Warehouse automation is everywhere nowadays and it comes in many shapes and forms. Whilst it won’t solve all your businesses labour problems, it can help to improve and update existing processes so that your warehouse runs smoothly and is more profitable.
We look at some of the positives and negatives automated equipment can bring, so you can decide whether automation is right for your business.
Warehouse Management Systems
Practically all warehouse automation works best when there is a solid warehouse management system (WMS) in place. Automated units will rely on WMS for direction and a good system will work to simplify the problems associated with automated picking and moving.

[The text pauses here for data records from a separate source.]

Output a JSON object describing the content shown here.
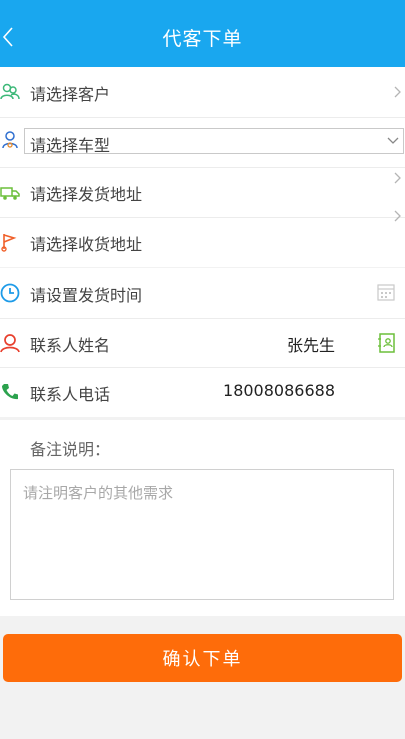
{
  "header": {
    "title": "代客下单",
    "back_icon": "chevron-left-icon"
  },
  "form": {
    "customer": {
      "label": "请选择客户",
      "icon": "users-icon"
    },
    "vehicle": {
      "selected": "请选择车型",
      "icon": "driver-icon"
    },
    "pickup": {
      "label": "请选择发货地址",
      "icon": "truck-icon"
    },
    "delivery": {
      "label": "请选择收货地址",
      "icon": "flag-icon"
    },
    "ship_time": {
      "label": "请设置发货时间",
      "icon": "clock-icon",
      "action_icon": "calendar-icon"
    },
    "contact_name": {
      "label": "联系人姓名",
      "value": "张先生",
      "icon": "person-icon",
      "action_icon": "contacts-book-icon"
    },
    "contact_phone": {
      "label": "联系人电话",
      "value": "18008086688",
      "icon": "phone-icon"
    }
  },
  "notes": {
    "title": "备注说明：",
    "placeholder": "请注明客户的其他需求",
    "value": ""
  },
  "actions": {
    "confirm_label": "确认下单"
  },
  "colors": {
    "header": "#19a7ef",
    "confirm": "#fe6c0a",
    "background": "#f2f2f2"
  }
}
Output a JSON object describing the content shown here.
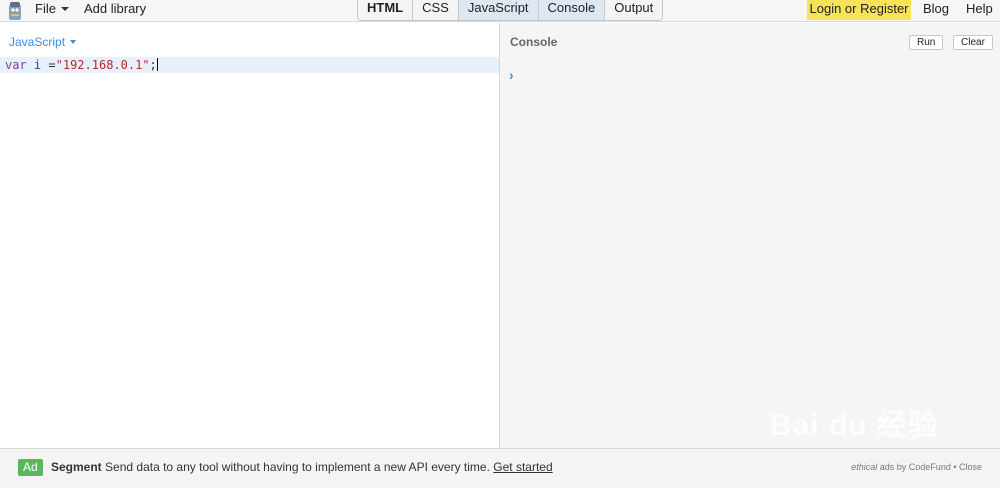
{
  "topbar": {
    "file_label": "File",
    "add_library_label": "Add library",
    "tabs": [
      {
        "label": "HTML",
        "active": false,
        "bold": true
      },
      {
        "label": "CSS",
        "active": false,
        "bold": false
      },
      {
        "label": "JavaScript",
        "active": true,
        "bold": false
      },
      {
        "label": "Console",
        "active": true,
        "bold": false
      },
      {
        "label": "Output",
        "active": false,
        "bold": false
      }
    ],
    "login_label": "Login or Register",
    "blog_label": "Blog",
    "help_label": "Help"
  },
  "editor": {
    "language": "JavaScript",
    "code": {
      "keyword": "var",
      "identifier": "i",
      "operator": "=",
      "string": "\"192.168.0.1\"",
      "terminator": ";"
    }
  },
  "console": {
    "title": "Console",
    "run_label": "Run",
    "clear_label": "Clear",
    "prompt": "›"
  },
  "ad": {
    "badge": "Ad",
    "brand": "Segment",
    "text": "Send data to any tool without having to implement a new API every time.",
    "link": "Get started",
    "credit_ethical": "ethical",
    "credit_rest": "ads by CodeFund",
    "close": "Close"
  },
  "watermark": "Bai du 经验",
  "colors": {
    "accent_blue": "#3d8ee0",
    "login_yellow": "#f7e359",
    "ad_green": "#5bb75b"
  }
}
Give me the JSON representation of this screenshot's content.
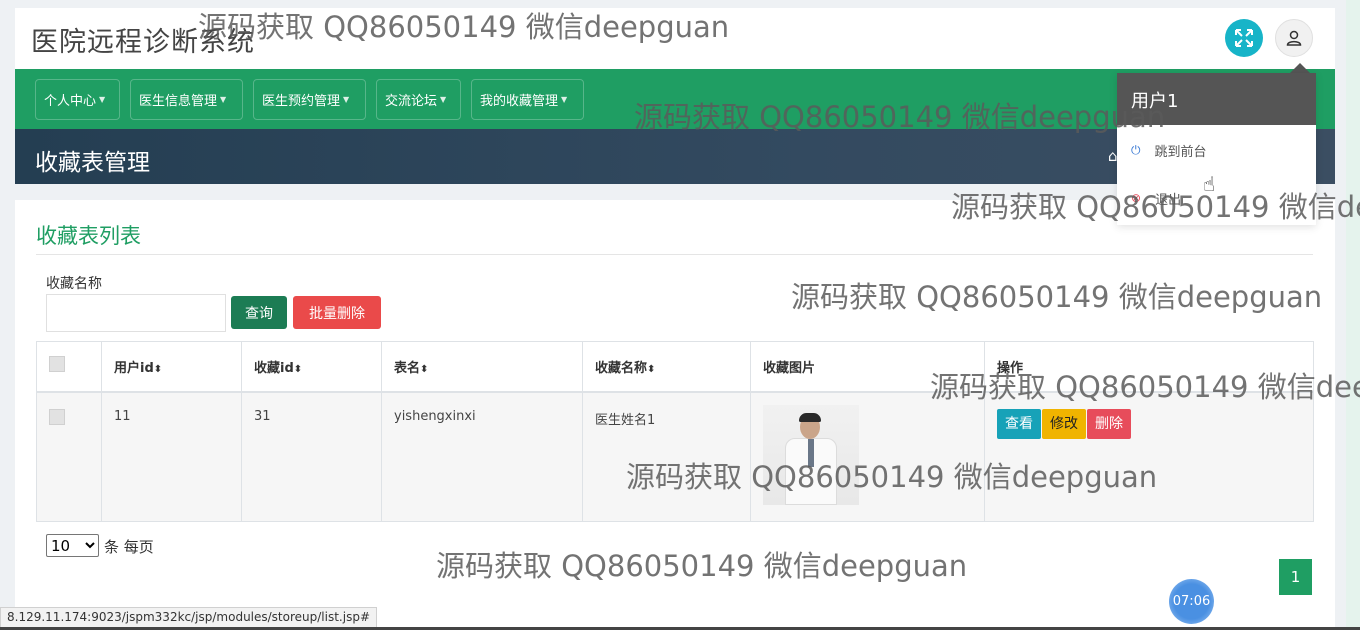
{
  "app": {
    "title": "医院远程诊断系统"
  },
  "header": {
    "fullscreen_icon": "expand-arrows-icon",
    "user_icon": "user-icon"
  },
  "nav": {
    "items": [
      {
        "label": "个人中心"
      },
      {
        "label": "医生信息管理"
      },
      {
        "label": "医生预约管理"
      },
      {
        "label": "交流论坛"
      },
      {
        "label": "我的收藏管理"
      }
    ]
  },
  "page": {
    "title": "收藏表管理",
    "home_icon": "home-icon"
  },
  "card": {
    "title": "收藏表列表",
    "search": {
      "label": "收藏名称",
      "value": "",
      "placeholder": ""
    },
    "buttons": {
      "query": "查询",
      "batch_delete": "批量删除"
    }
  },
  "table": {
    "sort_icon": "⬍",
    "headers": [
      "用户id",
      "收藏id",
      "表名",
      "收藏名称",
      "收藏图片",
      "操作"
    ],
    "rows": [
      {
        "user_id": "11",
        "fav_id": "31",
        "table_name": "yishengxinxi",
        "fav_name": "医生姓名1",
        "image_desc": "doctor-in-white-coat-photo",
        "actions": {
          "view": "查看",
          "edit": "修改",
          "delete": "删除"
        }
      }
    ]
  },
  "pagination": {
    "page_size": "10",
    "page_size_options": [
      "10"
    ],
    "page_size_label": "条 每页",
    "current_page": "1"
  },
  "user_dropdown": {
    "username": "用户1",
    "items": [
      {
        "label": "跳到前台",
        "icon": "power-icon"
      },
      {
        "label": "退出",
        "icon": "logout-icon"
      }
    ]
  },
  "status_bar": {
    "url": "8.129.11.174:9023/jspm332kc/jsp/modules/storeup/list.jsp#"
  },
  "clock": {
    "time": "07:06"
  },
  "watermark": {
    "text": "源码获取 QQ86050149 微信deepguan"
  },
  "colors": {
    "primary_green": "#1f9e63",
    "header_dark": "#2d4358",
    "cyan": "#17a2b8",
    "yellow": "#f0b400",
    "red": "#e74c5b"
  }
}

WMS is a godsend even without automation. So if you don’t have one in place already, then rectify this before you even consider buying into automated help.

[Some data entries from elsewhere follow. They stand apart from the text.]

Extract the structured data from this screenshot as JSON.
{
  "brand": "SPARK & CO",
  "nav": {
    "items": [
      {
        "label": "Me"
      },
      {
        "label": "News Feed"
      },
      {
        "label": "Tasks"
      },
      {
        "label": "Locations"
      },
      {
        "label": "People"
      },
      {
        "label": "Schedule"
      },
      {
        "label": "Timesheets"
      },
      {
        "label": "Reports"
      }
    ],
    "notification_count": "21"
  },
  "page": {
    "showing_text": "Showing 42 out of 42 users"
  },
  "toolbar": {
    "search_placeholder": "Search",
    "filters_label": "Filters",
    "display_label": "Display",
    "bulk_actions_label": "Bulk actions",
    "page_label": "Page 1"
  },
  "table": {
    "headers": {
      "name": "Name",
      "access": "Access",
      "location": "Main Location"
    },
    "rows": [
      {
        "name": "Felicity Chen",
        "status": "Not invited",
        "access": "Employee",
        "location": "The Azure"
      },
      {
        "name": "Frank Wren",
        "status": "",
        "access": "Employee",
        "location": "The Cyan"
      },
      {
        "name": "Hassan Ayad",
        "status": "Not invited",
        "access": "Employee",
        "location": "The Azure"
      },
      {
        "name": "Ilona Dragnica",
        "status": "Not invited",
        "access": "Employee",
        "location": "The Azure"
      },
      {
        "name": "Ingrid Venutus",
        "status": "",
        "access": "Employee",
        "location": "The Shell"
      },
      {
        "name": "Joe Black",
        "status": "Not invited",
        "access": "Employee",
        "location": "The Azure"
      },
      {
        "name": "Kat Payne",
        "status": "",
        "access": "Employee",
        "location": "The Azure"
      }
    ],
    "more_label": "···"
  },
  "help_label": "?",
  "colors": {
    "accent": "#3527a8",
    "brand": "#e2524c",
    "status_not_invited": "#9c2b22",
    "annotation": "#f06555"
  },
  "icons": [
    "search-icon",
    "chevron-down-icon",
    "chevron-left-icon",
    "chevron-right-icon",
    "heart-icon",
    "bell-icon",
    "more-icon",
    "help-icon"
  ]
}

It’s important to remember that automation needs data to work. So whether it’s the best picking route or barcode tagging, having a system in place will improve automation significantly.
Machines vs. Humans
The age-old argument of whether businesses are replacing humans with robots still rages on but the truth is, a good warehouse needs both to function successfully.
Humans are better at certain things whilst automated robots are more effective at others. The man use for automated equipment in warehouses nowadays is to bring goods directly to a human picker, so that they need to move around less.

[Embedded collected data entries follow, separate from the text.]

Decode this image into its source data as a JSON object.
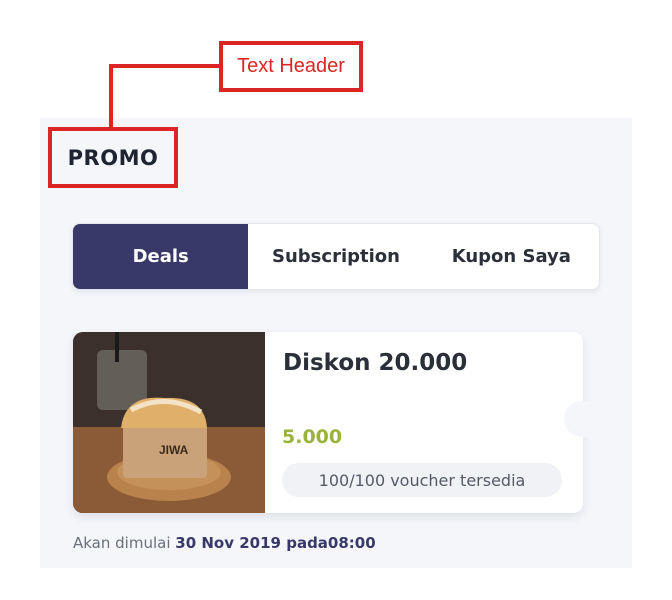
{
  "annotation": {
    "label": "Text Header"
  },
  "header": {
    "title": "PROMO"
  },
  "tabs": [
    {
      "label": "Deals",
      "active": true
    },
    {
      "label": "Subscription",
      "active": false
    },
    {
      "label": "Kupon Saya",
      "active": false
    }
  ],
  "voucher": {
    "title": "Diskon 20.000",
    "price": "5.000",
    "stock": "100/100 voucher tersedia",
    "image_brand_text": "JIWA",
    "start_prefix": "Akan dimulai",
    "start_datetime": "30 Nov 2019 pada08:00"
  },
  "colors": {
    "accent": "#383968",
    "price": "#9ab33a",
    "annotation": "#dc2626",
    "background": "#f4f6fa"
  }
}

Because of this, most automated solutions are called goods-to-person systems. These can include but are not limited to:
- Vertical lifts
- Automated material carrying vehicles
- Automated storage and retrieval systems
When effective warehouse layouts and management systems are in place, automation can work more effectively and quickly than humans. However, intervention is still needed at certain points because robots really can’t do everything.
There are still some hiccups when it comes to using automated pickers. For example, during busy periods, automated machines can’t easily keep up with the change in pace, making flexible human pickers a more sensible option. This is another reason why automation and human labour must go hand in hand.
Return on Investment
Another factor to consider when deciding whether or not automation is the right choice for you is to ask yourself ‘what will be my return on investment’?
There is already one too many horror stories of companies silly enough to jump on the automation bandwagon without actually doing the sums to work out how cost-effective it will be. If you’re not careful, you could end up losing money in the long run, rather than saving it.
Providing your warehouse sees enough activity, automation can be a genius investment and could save time, money and in turn, help you to grow your business.
Some things you’ll need to consider before deciding upon warehouse automation include:
- How much the business makes per annum?
- How much you’ll save on labour costs per annum with the use of automation?
- How much you’re expecting the business to grow with the use of automation per annum?
- How much will automation maintenance cost per annum?
If sums aren’t your forte, consulting with a supply chain and warehousing specialist could help you to decide whether the investment is worth it. A logistics specialist could also work with you to determine if anything can be done to make you warehouse more automation friendly if you do decide it’s the right choice for you.
If you do decide to take the plunge and take advantage of automation, ensure that you plan ahead and don’t always take the manufacturers claims at face value. Speak to other businesses that use automation successfully and do you research on what automated equipment works best for your type of warehouse and business.